Missing a LADA diagnosis is quite easy, especially considering the high prevalence of type 2 diabetes. To ensure an accurate treatment regimen that can effectively maintain glycemic control, it is essential that LADA gets diagnosed on time. Several studies have shown that people who were earlier misdiagnosed were found to have worse glycemic control along with high A1C levels and had to be rushed to insulin therapy .

Ensuring early detection would potentially decrease the risk of long-term health complications due to poor glycemic control.

In general, when a patient has been diagnosed with LADA, it is quite natural to have him or her get screened for other autoimmune diseases as well. For instance, patients with LADA are more prone to thyroid disease when compared to patients having type 2 diabetes.
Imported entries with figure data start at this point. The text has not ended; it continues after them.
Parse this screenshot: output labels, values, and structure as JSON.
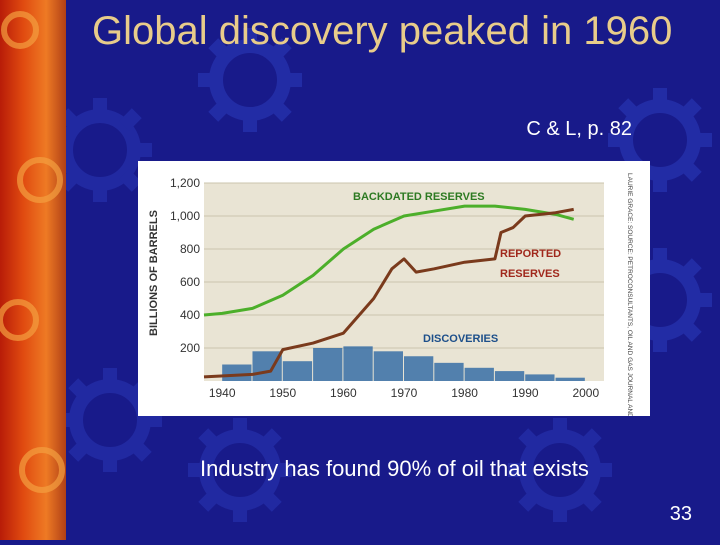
{
  "slide": {
    "title": "Global discovery peaked in 1960",
    "citation": "C & L, p. 82",
    "caption": "Industry has found 90% of oil that exists",
    "page_number": "33"
  },
  "colors": {
    "background": "#181a8a",
    "title": "#e8cc8a",
    "text": "#ffffff",
    "backdated": "#4caf2a",
    "reported": "#7a3a1c",
    "discoveries": "#1f5fa0",
    "label_green": "#2d7a22",
    "label_red": "#a0281c",
    "label_blue": "#1d4f8a"
  },
  "chart_data": {
    "type": "line",
    "ylabel": "BILLIONS OF BARRELS",
    "ylim": [
      0,
      1200
    ],
    "xlim": [
      1937,
      2003
    ],
    "yticks": [
      "1,200",
      "1,000",
      "800",
      "600",
      "400",
      "200"
    ],
    "ytick_values": [
      1200,
      1000,
      800,
      600,
      400,
      200
    ],
    "xticks": [
      "1940",
      "1950",
      "1960",
      "1970",
      "1980",
      "1990",
      "2000"
    ],
    "xtick_values": [
      1940,
      1950,
      1960,
      1970,
      1980,
      1990,
      2000
    ],
    "source_note": "LAURIE GRACE: SOURCE: PETROCONSULTANTS, OIL AND GAS JOURNAL AND U.S. GEOLOGICAL SURVEY",
    "series": [
      {
        "name": "BACKDATED RESERVES",
        "kind": "line",
        "x": [
          1937,
          1940,
          1945,
          1950,
          1955,
          1960,
          1965,
          1970,
          1975,
          1980,
          1985,
          1990,
          1995,
          1998
        ],
        "y": [
          400,
          410,
          440,
          520,
          640,
          800,
          920,
          1000,
          1030,
          1060,
          1060,
          1040,
          1010,
          980
        ]
      },
      {
        "name": "REPORTED RESERVES",
        "kind": "line",
        "x": [
          1937,
          1945,
          1948,
          1950,
          1955,
          1960,
          1965,
          1968,
          1970,
          1972,
          1975,
          1980,
          1985,
          1986,
          1988,
          1990,
          1995,
          1998
        ],
        "y": [
          25,
          40,
          60,
          190,
          230,
          290,
          500,
          680,
          740,
          660,
          680,
          720,
          740,
          900,
          930,
          1000,
          1020,
          1040
        ]
      },
      {
        "name": "DISCOVERIES",
        "kind": "bars",
        "bins": [
          {
            "x0": 1940,
            "x1": 1945,
            "y": 100
          },
          {
            "x0": 1945,
            "x1": 1950,
            "y": 180
          },
          {
            "x0": 1950,
            "x1": 1955,
            "y": 120
          },
          {
            "x0": 1955,
            "x1": 1960,
            "y": 200
          },
          {
            "x0": 1960,
            "x1": 1965,
            "y": 210
          },
          {
            "x0": 1965,
            "x1": 1970,
            "y": 180
          },
          {
            "x0": 1970,
            "x1": 1975,
            "y": 150
          },
          {
            "x0": 1975,
            "x1": 1980,
            "y": 110
          },
          {
            "x0": 1980,
            "x1": 1985,
            "y": 80
          },
          {
            "x0": 1985,
            "x1": 1990,
            "y": 60
          },
          {
            "x0": 1990,
            "x1": 1995,
            "y": 40
          },
          {
            "x0": 1995,
            "x1": 2000,
            "y": 20
          }
        ]
      }
    ]
  }
}
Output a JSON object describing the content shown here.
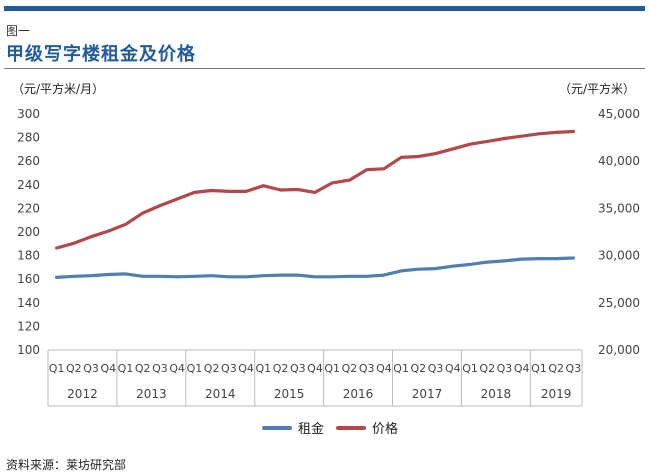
{
  "figure_label": "图一",
  "title": "甲级写字楼租金及价格",
  "source_text": "资料来源：莱坊研究部",
  "chart_data": {
    "type": "line",
    "title": "甲级写字楼租金及价格",
    "y_left": {
      "label": "（元/平方米/月）",
      "ylim": [
        100,
        300
      ],
      "ticks": [
        "100",
        "120",
        "140",
        "160",
        "180",
        "200",
        "220",
        "240",
        "260",
        "280",
        "300"
      ]
    },
    "y_right": {
      "label": "（元/平方米）",
      "ylim": [
        20000,
        45000
      ],
      "ticks": [
        "20,000",
        "25,000",
        "30,000",
        "35,000",
        "40,000",
        "45,000"
      ]
    },
    "quarters": [
      "Q1",
      "Q2",
      "Q3",
      "Q4",
      "Q1",
      "Q2",
      "Q3",
      "Q4",
      "Q1",
      "Q2",
      "Q3",
      "Q4",
      "Q1",
      "Q2",
      "Q3",
      "Q4",
      "Q1",
      "Q2",
      "Q3",
      "Q4",
      "Q1",
      "Q2",
      "Q3",
      "Q4",
      "Q1",
      "Q2",
      "Q3",
      "Q4",
      "Q1",
      "Q2",
      "Q3"
    ],
    "years": [
      {
        "label": "2012",
        "quarters": 4
      },
      {
        "label": "2013",
        "quarters": 4
      },
      {
        "label": "2014",
        "quarters": 4
      },
      {
        "label": "2015",
        "quarters": 4
      },
      {
        "label": "2016",
        "quarters": 4
      },
      {
        "label": "2017",
        "quarters": 4
      },
      {
        "label": "2018",
        "quarters": 4
      },
      {
        "label": "2019",
        "quarters": 3
      }
    ],
    "grid": false,
    "legend_position": "bottom",
    "series": [
      {
        "name": "租金",
        "axis": "left",
        "color": "#4f7fb2",
        "values": [
          161.5,
          162.5,
          163,
          164,
          164.5,
          162.5,
          162.5,
          162,
          162.5,
          163,
          162,
          162,
          163,
          163.5,
          163.5,
          162,
          162,
          162.5,
          162.5,
          163.5,
          167,
          168.5,
          169,
          171,
          172.5,
          174.5,
          175.5,
          177,
          177.5,
          177.5,
          178
        ]
      },
      {
        "name": "价格",
        "axis": "right",
        "color": "#b3484a",
        "values": [
          30800,
          31300,
          32000,
          32600,
          33300,
          34500,
          35300,
          36000,
          36700,
          36900,
          36800,
          36800,
          37400,
          36950,
          37000,
          36700,
          37700,
          38000,
          39100,
          39200,
          40400,
          40500,
          40800,
          41300,
          41800,
          42100,
          42400,
          42650,
          42900,
          43050,
          43150
        ]
      }
    ]
  }
}
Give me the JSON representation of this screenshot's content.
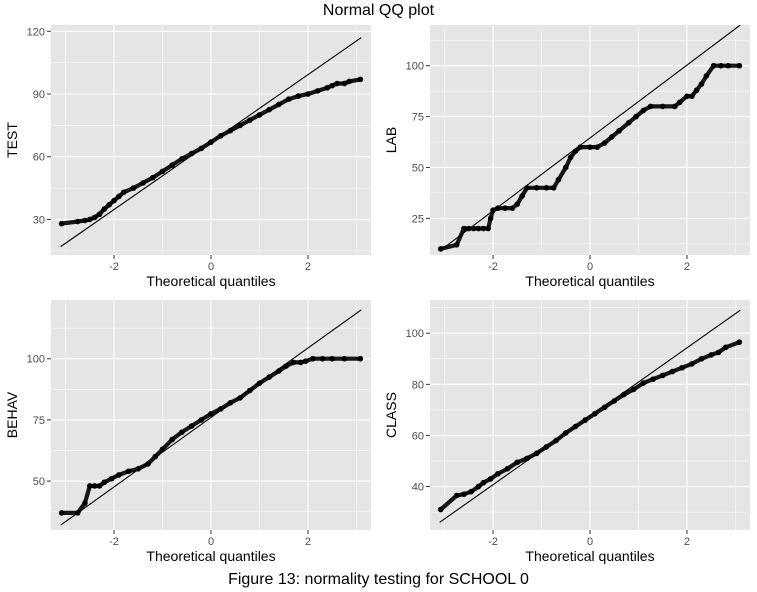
{
  "title": "Normal QQ plot",
  "caption": "Figure 13: normality testing for SCHOOL 0",
  "colors": {
    "panel_background": "#e5e5e5",
    "grid": "#ffffff",
    "points": "#000000",
    "line": "#000000",
    "tick_text": "#4d4d4d"
  },
  "chart_data": [
    {
      "type": "scatter",
      "name": "test-panel",
      "xlabel": "Theoretical quantiles",
      "ylabel": "TEST",
      "xlim": [
        -3.3,
        3.3
      ],
      "ylim": [
        13,
        123
      ],
      "xticks": [
        -2,
        0,
        2
      ],
      "yticks": [
        30,
        60,
        90,
        120
      ],
      "reference_line": [
        [
          -3.1,
          17
        ],
        [
          3.1,
          117
        ]
      ],
      "points": [
        [
          -3.08,
          28
        ],
        [
          -2.75,
          29
        ],
        [
          -2.6,
          29.5
        ],
        [
          -2.5,
          30
        ],
        [
          -2.4,
          31
        ],
        [
          -2.3,
          32.5
        ],
        [
          -2.2,
          35
        ],
        [
          -2.1,
          37
        ],
        [
          -2.0,
          39
        ],
        [
          -1.9,
          41
        ],
        [
          -1.8,
          43
        ],
        [
          -1.6,
          45
        ],
        [
          -1.4,
          47.5
        ],
        [
          -1.2,
          50
        ],
        [
          -1.0,
          53
        ],
        [
          -0.8,
          56
        ],
        [
          -0.6,
          59
        ],
        [
          -0.4,
          61.5
        ],
        [
          -0.2,
          64
        ],
        [
          0.0,
          67
        ],
        [
          0.2,
          70
        ],
        [
          0.4,
          72.5
        ],
        [
          0.6,
          75
        ],
        [
          0.8,
          77.5
        ],
        [
          1.0,
          80
        ],
        [
          1.2,
          82.5
        ],
        [
          1.4,
          85
        ],
        [
          1.6,
          87.5
        ],
        [
          1.8,
          89
        ],
        [
          2.0,
          90
        ],
        [
          2.2,
          91.5
        ],
        [
          2.4,
          93
        ],
        [
          2.5,
          94
        ],
        [
          2.6,
          95
        ],
        [
          2.75,
          95
        ],
        [
          2.85,
          96
        ],
        [
          3.08,
          97
        ]
      ]
    },
    {
      "type": "scatter",
      "name": "lab-panel",
      "xlabel": "Theoretical quantiles",
      "ylabel": "LAB",
      "xlim": [
        -3.3,
        3.3
      ],
      "ylim": [
        7,
        120
      ],
      "xticks": [
        -2,
        0,
        2
      ],
      "yticks": [
        25,
        50,
        75,
        100
      ],
      "reference_line": [
        [
          -3.1,
          9
        ],
        [
          3.1,
          120
        ]
      ],
      "points": [
        [
          -3.08,
          10
        ],
        [
          -2.75,
          12
        ],
        [
          -2.6,
          20
        ],
        [
          -2.5,
          20
        ],
        [
          -2.4,
          20
        ],
        [
          -2.3,
          20
        ],
        [
          -2.2,
          20
        ],
        [
          -2.1,
          20
        ],
        [
          -2.05,
          25
        ],
        [
          -2.0,
          29
        ],
        [
          -1.9,
          30
        ],
        [
          -1.75,
          30
        ],
        [
          -1.6,
          30
        ],
        [
          -1.5,
          32
        ],
        [
          -1.4,
          36
        ],
        [
          -1.3,
          40
        ],
        [
          -1.1,
          40
        ],
        [
          -0.9,
          40
        ],
        [
          -0.75,
          40
        ],
        [
          -0.65,
          44
        ],
        [
          -0.5,
          50
        ],
        [
          -0.4,
          55
        ],
        [
          -0.3,
          58
        ],
        [
          -0.2,
          60
        ],
        [
          0.0,
          60
        ],
        [
          0.15,
          60
        ],
        [
          0.3,
          62
        ],
        [
          0.45,
          65
        ],
        [
          0.6,
          68
        ],
        [
          0.8,
          72
        ],
        [
          0.95,
          75
        ],
        [
          1.1,
          78
        ],
        [
          1.25,
          80
        ],
        [
          1.5,
          80
        ],
        [
          1.75,
          80
        ],
        [
          1.85,
          82
        ],
        [
          2.0,
          85
        ],
        [
          2.1,
          85
        ],
        [
          2.2,
          88
        ],
        [
          2.3,
          91
        ],
        [
          2.4,
          95
        ],
        [
          2.55,
          100
        ],
        [
          2.7,
          100
        ],
        [
          2.85,
          100
        ],
        [
          3.08,
          100
        ]
      ]
    },
    {
      "type": "scatter",
      "name": "behav-panel",
      "xlabel": "Theoretical quantiles",
      "ylabel": "BEHAV",
      "xlim": [
        -3.3,
        3.3
      ],
      "ylim": [
        30,
        124
      ],
      "xticks": [
        -2,
        0,
        2
      ],
      "yticks": [
        50,
        75,
        100
      ],
      "reference_line": [
        [
          -3.1,
          32
        ],
        [
          3.1,
          120
        ]
      ],
      "points": [
        [
          -3.08,
          37
        ],
        [
          -2.75,
          37
        ],
        [
          -2.6,
          41
        ],
        [
          -2.5,
          48
        ],
        [
          -2.4,
          48
        ],
        [
          -2.3,
          48
        ],
        [
          -2.2,
          49.5
        ],
        [
          -2.05,
          51
        ],
        [
          -1.9,
          52.5
        ],
        [
          -1.7,
          54
        ],
        [
          -1.5,
          55
        ],
        [
          -1.3,
          57
        ],
        [
          -1.15,
          60
        ],
        [
          -1.0,
          63
        ],
        [
          -0.8,
          67
        ],
        [
          -0.6,
          70
        ],
        [
          -0.4,
          72.5
        ],
        [
          -0.2,
          75
        ],
        [
          0.0,
          77.5
        ],
        [
          0.2,
          79.5
        ],
        [
          0.4,
          82
        ],
        [
          0.6,
          84
        ],
        [
          0.8,
          87
        ],
        [
          1.0,
          90
        ],
        [
          1.2,
          92.5
        ],
        [
          1.4,
          95
        ],
        [
          1.55,
          97
        ],
        [
          1.7,
          98.5
        ],
        [
          1.85,
          98.5
        ],
        [
          1.95,
          99
        ],
        [
          2.1,
          100
        ],
        [
          2.3,
          100
        ],
        [
          2.5,
          100
        ],
        [
          2.75,
          100
        ],
        [
          3.08,
          100
        ]
      ]
    },
    {
      "type": "scatter",
      "name": "class-panel",
      "xlabel": "Theoretical quantiles",
      "ylabel": "CLASS",
      "xlim": [
        -3.3,
        3.3
      ],
      "ylim": [
        23,
        113
      ],
      "xticks": [
        -2,
        0,
        2
      ],
      "yticks": [
        40,
        60,
        80,
        100
      ],
      "reference_line": [
        [
          -3.1,
          26
        ],
        [
          3.1,
          109
        ]
      ],
      "points": [
        [
          -3.08,
          31
        ],
        [
          -2.75,
          36.5
        ],
        [
          -2.6,
          37
        ],
        [
          -2.45,
          38
        ],
        [
          -2.3,
          40
        ],
        [
          -2.2,
          41.5
        ],
        [
          -2.05,
          43
        ],
        [
          -1.9,
          45
        ],
        [
          -1.7,
          47
        ],
        [
          -1.5,
          49.5
        ],
        [
          -1.3,
          51
        ],
        [
          -1.1,
          53
        ],
        [
          -0.9,
          55.5
        ],
        [
          -0.7,
          58
        ],
        [
          -0.5,
          61
        ],
        [
          -0.3,
          63.5
        ],
        [
          -0.1,
          66
        ],
        [
          0.1,
          68.5
        ],
        [
          0.3,
          71
        ],
        [
          0.5,
          73.5
        ],
        [
          0.7,
          76
        ],
        [
          0.9,
          78
        ],
        [
          1.1,
          80.5
        ],
        [
          1.3,
          82
        ],
        [
          1.5,
          83.5
        ],
        [
          1.7,
          85
        ],
        [
          1.9,
          86.5
        ],
        [
          2.1,
          88
        ],
        [
          2.3,
          90
        ],
        [
          2.5,
          91.5
        ],
        [
          2.65,
          92.5
        ],
        [
          2.8,
          94.5
        ],
        [
          3.08,
          96.5
        ]
      ]
    }
  ]
}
It is therefore essential that health-care providers follow standardized guidelines, especially with respect to LADA, when diagnosing patients with diabetes.

Keeping the medical profession in mind, it is imperative to establish distinct practice guidelines for the diagnosis and treatment of LADA and for providers to recognize this clinical scenario as one that requires special testing to establish a proper diagnosis and thus improve patient safety and treatment efficacy.